Прежде, чем я прыгнула на лапки, чтобы догнать лиса и никогда с ним не разлучаться, тотем прыжками преодолел звездную дорогу и нырнул в лунную нору.
«Сама себе и ликвидатор, и консультант…»
«Попробуйте заново».
– Что ж, получается, создатель макета – даже не сотрудник АИН. И как нам его искать? – сказал, словно зачитывая реплику из моей головы, Зева.
Не дожидаясь, когда меня спровадят, я подхватила изумленную Велю под локоть и увела к холму, не проронив ни слова. С момента, как очнулась на вершине Яникула, молчала – а окружающие трещали без умолку, и самое смешное было то, что я знала наизусть весь сценарий их полилога, и даже мои фразы обязательно кто-то произносил. Мало того, я предугадывала даже те линии «сюжета», что так и не наступили, но я могла с точностью пересказать, что ожидало нас в будущем или альтернативной его вариации.

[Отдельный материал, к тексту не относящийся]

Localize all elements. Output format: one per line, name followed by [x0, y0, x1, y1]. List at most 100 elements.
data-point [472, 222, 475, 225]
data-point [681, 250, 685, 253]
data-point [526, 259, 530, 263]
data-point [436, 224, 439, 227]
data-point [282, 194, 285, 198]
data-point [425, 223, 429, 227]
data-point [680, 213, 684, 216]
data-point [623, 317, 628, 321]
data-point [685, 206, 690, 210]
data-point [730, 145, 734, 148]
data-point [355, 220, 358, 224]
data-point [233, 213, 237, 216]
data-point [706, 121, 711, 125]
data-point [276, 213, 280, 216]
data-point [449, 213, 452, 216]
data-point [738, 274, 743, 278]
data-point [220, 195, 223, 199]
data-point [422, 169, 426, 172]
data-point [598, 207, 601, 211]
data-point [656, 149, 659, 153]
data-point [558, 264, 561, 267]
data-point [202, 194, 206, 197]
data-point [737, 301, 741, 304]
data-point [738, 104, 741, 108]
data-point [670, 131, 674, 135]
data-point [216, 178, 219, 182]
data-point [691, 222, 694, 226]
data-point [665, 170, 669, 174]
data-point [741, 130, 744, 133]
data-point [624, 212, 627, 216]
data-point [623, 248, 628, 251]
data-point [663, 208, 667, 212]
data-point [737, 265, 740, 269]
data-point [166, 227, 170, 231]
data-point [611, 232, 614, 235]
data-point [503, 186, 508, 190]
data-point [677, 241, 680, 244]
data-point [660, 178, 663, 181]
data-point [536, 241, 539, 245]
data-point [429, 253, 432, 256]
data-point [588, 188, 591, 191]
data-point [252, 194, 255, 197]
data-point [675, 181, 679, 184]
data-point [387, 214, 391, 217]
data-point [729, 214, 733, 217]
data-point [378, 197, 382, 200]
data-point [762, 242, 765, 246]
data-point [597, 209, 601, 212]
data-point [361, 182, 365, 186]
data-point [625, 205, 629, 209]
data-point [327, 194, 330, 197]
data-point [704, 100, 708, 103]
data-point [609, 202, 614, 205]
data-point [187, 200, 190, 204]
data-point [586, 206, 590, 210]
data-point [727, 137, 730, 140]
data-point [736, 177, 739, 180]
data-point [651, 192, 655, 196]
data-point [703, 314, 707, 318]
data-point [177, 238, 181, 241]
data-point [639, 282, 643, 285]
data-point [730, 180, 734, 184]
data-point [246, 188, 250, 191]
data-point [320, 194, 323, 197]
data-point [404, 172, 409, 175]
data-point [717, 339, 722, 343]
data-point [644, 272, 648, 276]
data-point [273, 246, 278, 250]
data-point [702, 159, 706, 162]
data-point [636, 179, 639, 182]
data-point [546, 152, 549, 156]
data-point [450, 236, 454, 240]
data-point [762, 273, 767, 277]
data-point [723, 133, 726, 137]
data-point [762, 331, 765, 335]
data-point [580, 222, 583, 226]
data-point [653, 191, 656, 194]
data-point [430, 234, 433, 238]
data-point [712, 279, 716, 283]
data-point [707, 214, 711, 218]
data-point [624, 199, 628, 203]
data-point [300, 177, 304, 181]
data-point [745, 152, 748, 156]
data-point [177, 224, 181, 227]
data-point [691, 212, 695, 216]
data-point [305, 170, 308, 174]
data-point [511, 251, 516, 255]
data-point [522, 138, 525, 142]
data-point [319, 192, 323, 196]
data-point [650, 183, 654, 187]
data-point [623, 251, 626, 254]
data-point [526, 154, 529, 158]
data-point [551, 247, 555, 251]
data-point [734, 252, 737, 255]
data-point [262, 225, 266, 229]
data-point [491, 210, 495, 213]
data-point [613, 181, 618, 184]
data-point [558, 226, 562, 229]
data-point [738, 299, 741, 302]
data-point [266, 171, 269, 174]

– Что с тобой сегодня? – спросила Эвелина, поддавшись моему напору. – Куда мы?
Я показала на водонапорную башенку. Молча – не хотелось играть по заданному сценарию, ведь я не марионетка, как местный Ян. Пусть мои соратники разговаривают по указке, пока я пытаюсь в очередной раз лопнуть мыльный пузырь выдуманного мира.
– Порой мы делаем выбор в свою пользу, – сказала Веля, когда мы забрались на верхний этаж. – Идеалы, которыми мы прикрываемся, будь то семья, дети или искусство – всего лишь инструмент для манипуляций.
Отвинтив кран металлического люка, я пропустила Повелительницу мух внутрь и захлопнула дверь за ней. Под вопли Эвелины провернула затвор два раза по часовой стрелке и отряхнула руки от облупившейся краски.
«Теперь я поняла, о чем ты говоришь, Веля. Вы сделали выбор в свою пользу, а я хочу развязать кармический узел и выиграть».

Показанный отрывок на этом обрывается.